Mesmo considerando oportunista a decisão de Pedro Sánchez, Albert Rivera sabe que nada pode continuar como dantes, principalmente para uma formação política como o Ciudadanos que surge exatamente para contrariar a forma de fazer política dos dois grandes partidos do arco do poder da Espanha democrática, o PP e o PSOE. Daí que tenha dito na quinta-feira que a sentença do caso Gürtel marca «um antes e um depois» nesta legislatura, algo que põe em causa todos os «planos de continuidade e estabilidade». Para Rivera, citado pelo espanhol Público, a condenação do PP em tribunal é uma «notícia sem precedentes na política espanhola», pois é «a primeira vez que temos um Governo condenado por corrupção».
PSOE quer formar Governo
Se a moção de censura do PSOE passar no Parlamento, com o apoio do Podemos e dos partidos independentistas, o líder socialista espanhol já fez saber que não pretende eleições antecipadas logo a seguir. Sánchez quer governar com essa maioria construída no Parlamento para derrubar Rajoy.
«A moção é construtiva», afirmou o socialista na conferência de imprensa, «para garantir a governabilidade, constituir e formar um governo do PSOE, com fundamentos sólidos e um plano claro». Falou em convocar eleições «o quanto antes», mas não se comprometeu com uma data. «Convocaremos eleições, sim, mas antes disso há que recuperar a normalidade política e assumir a tarefa de regeneração da democracia», disse.

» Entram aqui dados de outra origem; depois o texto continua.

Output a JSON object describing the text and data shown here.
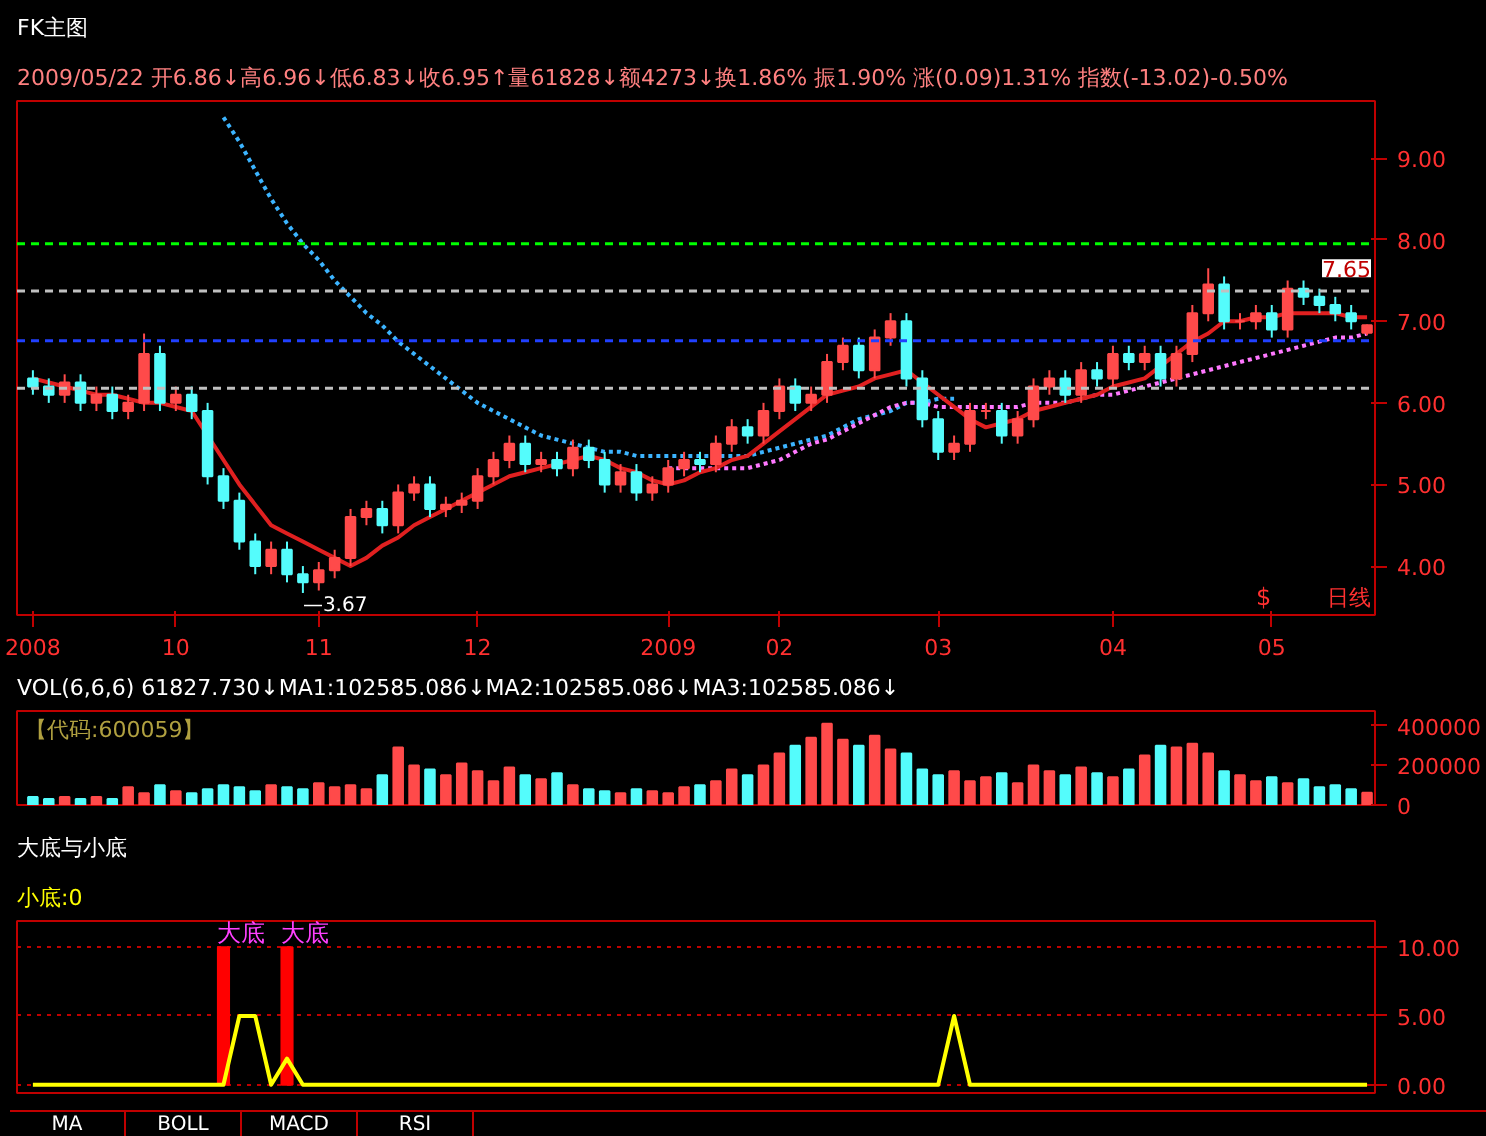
{
  "chart_data": [
    {
      "type": "candlestick",
      "title": "FK主图",
      "subtitle": "2009/05/22 开6.86↓高6.96↓低6.83↓收6.95↑量61828↓额4273↓换1.86% 振1.90% 涨(0.09)1.31% 指数(-13.02)-0.50%",
      "categories": [
        "2008",
        null,
        null,
        null,
        null,
        null,
        null,
        null,
        null,
        "10",
        null,
        null,
        null,
        null,
        null,
        null,
        null,
        null,
        "11",
        null,
        null,
        null,
        null,
        null,
        null,
        null,
        null,
        null,
        "12",
        null,
        null,
        null,
        null,
        null,
        null,
        null,
        null,
        null,
        null,
        null,
        "2009",
        null,
        null,
        null,
        null,
        null,
        null,
        "02",
        null,
        null,
        null,
        null,
        null,
        null,
        null,
        null,
        null,
        "03",
        null,
        null,
        null,
        null,
        null,
        null,
        null,
        null,
        null,
        null,
        "04",
        null,
        null,
        null,
        null,
        null,
        null,
        null,
        null,
        null,
        "05",
        null,
        null,
        null,
        null,
        null,
        null
      ],
      "ohlc": [
        [
          6.3,
          6.4,
          6.1,
          6.2
        ],
        [
          6.2,
          6.3,
          6.0,
          6.1
        ],
        [
          6.1,
          6.35,
          6.0,
          6.25
        ],
        [
          6.25,
          6.35,
          5.9,
          6.0
        ],
        [
          6.0,
          6.2,
          5.9,
          6.1
        ],
        [
          6.1,
          6.2,
          5.8,
          5.9
        ],
        [
          5.9,
          6.1,
          5.8,
          6.0
        ],
        [
          6.0,
          6.85,
          5.9,
          6.6
        ],
        [
          6.6,
          6.7,
          5.9,
          6.0
        ],
        [
          6.0,
          6.2,
          5.9,
          6.1
        ],
        [
          6.1,
          6.2,
          5.8,
          5.9
        ],
        [
          5.9,
          6.0,
          5.0,
          5.1
        ],
        [
          5.1,
          5.2,
          4.7,
          4.8
        ],
        [
          4.8,
          4.9,
          4.2,
          4.3
        ],
        [
          4.3,
          4.4,
          3.9,
          4.0
        ],
        [
          4.0,
          4.3,
          3.9,
          4.2
        ],
        [
          4.2,
          4.3,
          3.8,
          3.9
        ],
        [
          3.9,
          4.0,
          3.67,
          3.8
        ],
        [
          3.8,
          4.05,
          3.7,
          3.95
        ],
        [
          3.95,
          4.2,
          3.85,
          4.1
        ],
        [
          4.1,
          4.7,
          4.0,
          4.6
        ],
        [
          4.6,
          4.8,
          4.5,
          4.7
        ],
        [
          4.7,
          4.8,
          4.4,
          4.5
        ],
        [
          4.5,
          5.0,
          4.4,
          4.9
        ],
        [
          4.9,
          5.1,
          4.8,
          5.0
        ],
        [
          5.0,
          5.1,
          4.6,
          4.7
        ],
        [
          4.7,
          4.85,
          4.6,
          4.75
        ],
        [
          4.75,
          4.9,
          4.65,
          4.8
        ],
        [
          4.8,
          5.2,
          4.7,
          5.1
        ],
        [
          5.1,
          5.4,
          5.0,
          5.3
        ],
        [
          5.3,
          5.6,
          5.2,
          5.5
        ],
        [
          5.5,
          5.6,
          5.15,
          5.25
        ],
        [
          5.25,
          5.4,
          5.15,
          5.3
        ],
        [
          5.3,
          5.4,
          5.1,
          5.2
        ],
        [
          5.2,
          5.55,
          5.1,
          5.45
        ],
        [
          5.45,
          5.55,
          5.2,
          5.3
        ],
        [
          5.3,
          5.4,
          4.9,
          5.0
        ],
        [
          5.0,
          5.25,
          4.9,
          5.15
        ],
        [
          5.15,
          5.25,
          4.8,
          4.9
        ],
        [
          4.9,
          5.1,
          4.8,
          5.0
        ],
        [
          5.0,
          5.3,
          4.9,
          5.2
        ],
        [
          5.2,
          5.4,
          5.1,
          5.3
        ],
        [
          5.3,
          5.4,
          5.15,
          5.25
        ],
        [
          5.25,
          5.6,
          5.15,
          5.5
        ],
        [
          5.5,
          5.8,
          5.4,
          5.7
        ],
        [
          5.7,
          5.8,
          5.5,
          5.6
        ],
        [
          5.6,
          6.0,
          5.5,
          5.9
        ],
        [
          5.9,
          6.3,
          5.8,
          6.2
        ],
        [
          6.2,
          6.3,
          5.9,
          6.0
        ],
        [
          6.0,
          6.2,
          5.9,
          6.1
        ],
        [
          6.1,
          6.6,
          6.0,
          6.5
        ],
        [
          6.5,
          6.8,
          6.4,
          6.7
        ],
        [
          6.7,
          6.8,
          6.3,
          6.4
        ],
        [
          6.4,
          6.9,
          6.3,
          6.8
        ],
        [
          6.8,
          7.1,
          6.7,
          7.0
        ],
        [
          7.0,
          7.1,
          6.2,
          6.3
        ],
        [
          6.3,
          6.4,
          5.7,
          5.8
        ],
        [
          5.8,
          5.9,
          5.3,
          5.4
        ],
        [
          5.4,
          5.6,
          5.3,
          5.5
        ],
        [
          5.5,
          6.0,
          5.4,
          5.9
        ],
        [
          5.9,
          6.0,
          5.8,
          5.9
        ],
        [
          5.9,
          6.0,
          5.5,
          5.6
        ],
        [
          5.6,
          5.9,
          5.5,
          5.8
        ],
        [
          5.8,
          6.3,
          5.7,
          6.2
        ],
        [
          6.2,
          6.4,
          6.1,
          6.3
        ],
        [
          6.3,
          6.4,
          6.0,
          6.1
        ],
        [
          6.1,
          6.5,
          6.0,
          6.4
        ],
        [
          6.4,
          6.5,
          6.2,
          6.3
        ],
        [
          6.3,
          6.7,
          6.2,
          6.6
        ],
        [
          6.6,
          6.7,
          6.4,
          6.5
        ],
        [
          6.5,
          6.7,
          6.4,
          6.6
        ],
        [
          6.6,
          6.7,
          6.2,
          6.3
        ],
        [
          6.3,
          6.7,
          6.2,
          6.6
        ],
        [
          6.6,
          7.2,
          6.5,
          7.1
        ],
        [
          7.1,
          7.65,
          7.0,
          7.45
        ],
        [
          7.45,
          7.55,
          6.9,
          7.0
        ],
        [
          7.0,
          7.1,
          6.9,
          7.0
        ],
        [
          7.0,
          7.2,
          6.9,
          7.1
        ],
        [
          7.1,
          7.2,
          6.8,
          6.9
        ],
        [
          6.9,
          7.5,
          6.8,
          7.4
        ],
        [
          7.4,
          7.5,
          7.2,
          7.3
        ],
        [
          7.3,
          7.4,
          7.1,
          7.2
        ],
        [
          7.2,
          7.3,
          7.0,
          7.1
        ],
        [
          7.1,
          7.2,
          6.9,
          7.0
        ],
        [
          6.86,
          6.96,
          6.83,
          6.95
        ]
      ],
      "series": [
        {
          "type": "line",
          "color": "#3cb4ff",
          "line_style": "dotted",
          "values": [
            null,
            null,
            null,
            null,
            null,
            null,
            null,
            null,
            null,
            null,
            null,
            null,
            9.5,
            9.2,
            8.85,
            8.5,
            8.2,
            7.95,
            7.75,
            7.5,
            7.3,
            7.1,
            6.95,
            6.75,
            6.6,
            6.45,
            6.3,
            6.15,
            6.0,
            5.9,
            5.8,
            5.7,
            5.6,
            5.55,
            5.5,
            5.45,
            5.4,
            5.4,
            5.35,
            5.35,
            5.35,
            5.35,
            5.35,
            5.35,
            5.35,
            5.35,
            5.4,
            5.45,
            5.5,
            5.55,
            5.6,
            5.7,
            5.8,
            5.85,
            5.9,
            6.0,
            6.0,
            6.05,
            6.05,
            null,
            null,
            null,
            null,
            null,
            null,
            null,
            null,
            null,
            null,
            null,
            null,
            null,
            null,
            null,
            null,
            null,
            null,
            null,
            null,
            null,
            null,
            null,
            null,
            null,
            null
          ]
        },
        {
          "type": "line",
          "color": "#ff78ff",
          "line_style": "dotted",
          "values": [
            null,
            null,
            null,
            null,
            null,
            null,
            null,
            null,
            null,
            null,
            null,
            null,
            null,
            null,
            null,
            null,
            null,
            null,
            null,
            null,
            null,
            null,
            null,
            null,
            null,
            null,
            null,
            null,
            null,
            null,
            null,
            null,
            null,
            null,
            null,
            null,
            null,
            null,
            null,
            null,
            5.2,
            5.2,
            5.2,
            5.2,
            5.2,
            5.2,
            5.25,
            5.3,
            5.4,
            5.5,
            5.55,
            5.65,
            5.75,
            5.85,
            5.95,
            6.0,
            6.0,
            5.95,
            5.95,
            5.95,
            5.95,
            5.95,
            5.95,
            6.0,
            6.0,
            6.0,
            6.05,
            6.1,
            6.1,
            6.15,
            6.2,
            6.25,
            6.3,
            6.35,
            6.4,
            6.45,
            6.5,
            6.55,
            6.6,
            6.65,
            6.7,
            6.75,
            6.8,
            6.8,
            6.85
          ]
        },
        {
          "type": "line",
          "color": "#e02020",
          "line_style": "solid",
          "values": [
            6.3,
            6.25,
            6.2,
            6.15,
            6.1,
            6.1,
            6.05,
            6.0,
            6.0,
            5.95,
            5.9,
            5.6,
            5.3,
            5.0,
            4.75,
            4.5,
            4.4,
            4.3,
            4.2,
            4.1,
            4.0,
            4.1,
            4.25,
            4.35,
            4.5,
            4.6,
            4.7,
            4.8,
            4.9,
            5.0,
            5.1,
            5.15,
            5.2,
            5.25,
            5.3,
            5.35,
            5.3,
            5.2,
            5.15,
            5.05,
            5.0,
            5.05,
            5.15,
            5.2,
            5.3,
            5.35,
            5.5,
            5.65,
            5.8,
            5.95,
            6.1,
            6.15,
            6.2,
            6.3,
            6.35,
            6.4,
            6.25,
            6.1,
            5.95,
            5.8,
            5.7,
            5.75,
            5.8,
            5.9,
            5.95,
            6.0,
            6.05,
            6.1,
            6.2,
            6.25,
            6.3,
            6.45,
            6.6,
            6.75,
            6.85,
            7.0,
            7.0,
            7.05,
            7.05,
            7.1,
            7.1,
            7.1,
            7.1,
            7.05,
            7.05
          ]
        }
      ],
      "ylim": [
        3.4,
        9.7
      ],
      "yticks": [
        {
          "value": 4,
          "label": "4.00"
        },
        {
          "value": 5,
          "label": "5.00"
        },
        {
          "value": 6,
          "label": "6.00"
        },
        {
          "value": 7,
          "label": "7.00"
        },
        {
          "value": 8,
          "label": "8.00"
        },
        {
          "value": 9,
          "label": "9.00"
        }
      ],
      "ref_lines": [
        {
          "axis": "y",
          "value": 7.95,
          "color": "#00ff00",
          "line_style": "dashed"
        },
        {
          "axis": "y",
          "value": 7.37,
          "color": "#c0c0c0",
          "line_style": "dashed"
        },
        {
          "axis": "y",
          "value": 6.76,
          "color": "#2040ff",
          "line_style": "dashed"
        },
        {
          "axis": "y",
          "value": 6.18,
          "color": "#c0c0c0",
          "line_style": "dashed"
        }
      ],
      "annotations": [
        "—3.67",
        {
          "text": "7.65",
          "y": 7.65
        },
        "日线",
        "$"
      ]
    },
    {
      "type": "bar",
      "title": "VOL(6,6,6) 61827.730↓MA1:102585.086↓MA2:102585.086↓MA3:102585.086↓",
      "categories": [
        "2008",
        null,
        null,
        null,
        null,
        null,
        null,
        null,
        null,
        "10",
        null,
        null,
        null,
        null,
        null,
        null,
        null,
        null,
        "11",
        null,
        null,
        null,
        null,
        null,
        null,
        null,
        null,
        null,
        "12",
        null,
        null,
        null,
        null,
        null,
        null,
        null,
        null,
        null,
        null,
        null,
        "2009",
        null,
        null,
        null,
        null,
        null,
        null,
        "02",
        null,
        null,
        null,
        null,
        null,
        null,
        null,
        null,
        null,
        "03",
        null,
        null,
        null,
        null,
        null,
        null,
        null,
        null,
        null,
        null,
        "04",
        null,
        null,
        null,
        null,
        null,
        null,
        null,
        null,
        null,
        "05",
        null,
        null,
        null,
        null,
        null,
        null
      ],
      "values": [
        40000,
        30000,
        40000,
        30000,
        40000,
        30000,
        90000,
        60000,
        100000,
        70000,
        60000,
        80000,
        100000,
        90000,
        70000,
        100000,
        90000,
        80000,
        110000,
        90000,
        100000,
        80000,
        150000,
        290000,
        200000,
        180000,
        150000,
        210000,
        170000,
        120000,
        190000,
        150000,
        130000,
        160000,
        100000,
        80000,
        70000,
        60000,
        80000,
        70000,
        60000,
        90000,
        100000,
        120000,
        180000,
        150000,
        200000,
        260000,
        300000,
        340000,
        410000,
        330000,
        300000,
        350000,
        280000,
        260000,
        180000,
        150000,
        170000,
        120000,
        140000,
        160000,
        110000,
        200000,
        170000,
        150000,
        190000,
        160000,
        140000,
        180000,
        250000,
        300000,
        290000,
        310000,
        260000,
        170000,
        150000,
        120000,
        140000,
        110000,
        130000,
        90000,
        100000,
        80000,
        62000
      ],
      "ylim": [
        0,
        475000
      ],
      "yticks": [
        {
          "value": 0,
          "label": "0"
        },
        {
          "value": 200000,
          "label": "200000"
        },
        {
          "value": 400000,
          "label": "400000"
        }
      ],
      "tick_labels": "y",
      "annotations": [
        "【代码:600059】"
      ]
    },
    {
      "type": "line",
      "title": "大底与小底",
      "subtitle": "小底:0",
      "categories": [
        "2008",
        null,
        null,
        null,
        null,
        null,
        null,
        null,
        null,
        "10",
        null,
        null,
        null,
        null,
        null,
        null,
        null,
        null,
        "11",
        null,
        null,
        null,
        null,
        null,
        null,
        null,
        null,
        null,
        "12",
        null,
        null,
        null,
        null,
        null,
        null,
        null,
        null,
        null,
        null,
        null,
        "2009",
        null,
        null,
        null,
        null,
        null,
        null,
        "02",
        null,
        null,
        null,
        null,
        null,
        null,
        null,
        null,
        null,
        "03",
        null,
        null,
        null,
        null,
        null,
        null,
        null,
        null,
        null,
        null,
        "04",
        null,
        null,
        null,
        null,
        null,
        null,
        null,
        null,
        null,
        "05",
        null,
        null,
        null,
        null,
        null,
        null
      ],
      "series": [
        {
          "type": "bar",
          "color": "#ff0000",
          "values": [
            null,
            null,
            null,
            null,
            null,
            null,
            null,
            null,
            null,
            null,
            null,
            null,
            10,
            null,
            null,
            null,
            10,
            null,
            null,
            null,
            null,
            null,
            null,
            null,
            null,
            null,
            null,
            null,
            null,
            null,
            null,
            null,
            null,
            null,
            null,
            null,
            null,
            null,
            null,
            null,
            null,
            null,
            null,
            null,
            null,
            null,
            null,
            null,
            null,
            null,
            null,
            null,
            null,
            null,
            null,
            null,
            null,
            null,
            null,
            null,
            null,
            null,
            null,
            null,
            null,
            null,
            null,
            null,
            null,
            null,
            null,
            null,
            null,
            null,
            null,
            null,
            null,
            null,
            null,
            null,
            null,
            null,
            null,
            null,
            null
          ]
        },
        {
          "type": "line",
          "color": "#ffff00",
          "values": [
            0,
            0,
            0,
            0,
            0,
            0,
            0,
            0,
            0,
            0,
            0,
            0,
            0,
            5,
            5,
            0,
            1.9,
            0,
            0,
            0,
            0,
            0,
            0,
            0,
            0,
            0,
            0,
            0,
            0,
            0,
            0,
            0,
            0,
            0,
            0,
            0,
            0,
            0,
            0,
            0,
            0,
            0,
            0,
            0,
            0,
            0,
            0,
            0,
            0,
            0,
            0,
            0,
            0,
            0,
            0,
            0,
            0,
            0,
            5,
            0,
            0,
            0,
            0,
            0,
            0,
            0,
            0,
            0,
            0,
            0,
            0,
            0,
            0,
            0,
            0,
            0,
            0,
            0,
            0,
            0,
            0,
            0,
            0,
            0,
            0
          ]
        }
      ],
      "ylim": [
        -0.6,
        11.9
      ],
      "yticks": [
        {
          "value": 0,
          "label": "0.00"
        },
        {
          "value": 5,
          "label": "5.00"
        },
        {
          "value": 10,
          "label": "10.00"
        }
      ],
      "grid": "y",
      "tick_labels": "y",
      "annotations": [
        "大底",
        "大底",
        "MA",
        "BOLL",
        "MACD",
        "RSI"
      ]
    }
  ]
}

Para conseguir passar esta moção de censura e derrubar o atual Executivo, o PSOE precisa de 176 deputados (exatamente a metade mais um do Congresso de 350 assentos). Atualmente, além dos seus 84, soma os 71 do Unidos Podemos, os oito dos catalães do PDeCAT, os dois dos bascos do Bildu e um da Nova Canárias. Tudo somado, são 166 deputados, menos dez do que o necessário. Do outro lado, juntando os 137 deputados do PP, com mais um da Coligação Canária, dá 138: 170 se lhe juntarmos os 32 de Ciudadanos. Os socialistas ficam assim nas mãos da esquerda catalã (ERC, com nove) e dos conservadores bascos (PNV), 14 deputados capazes de fazer pender a balança.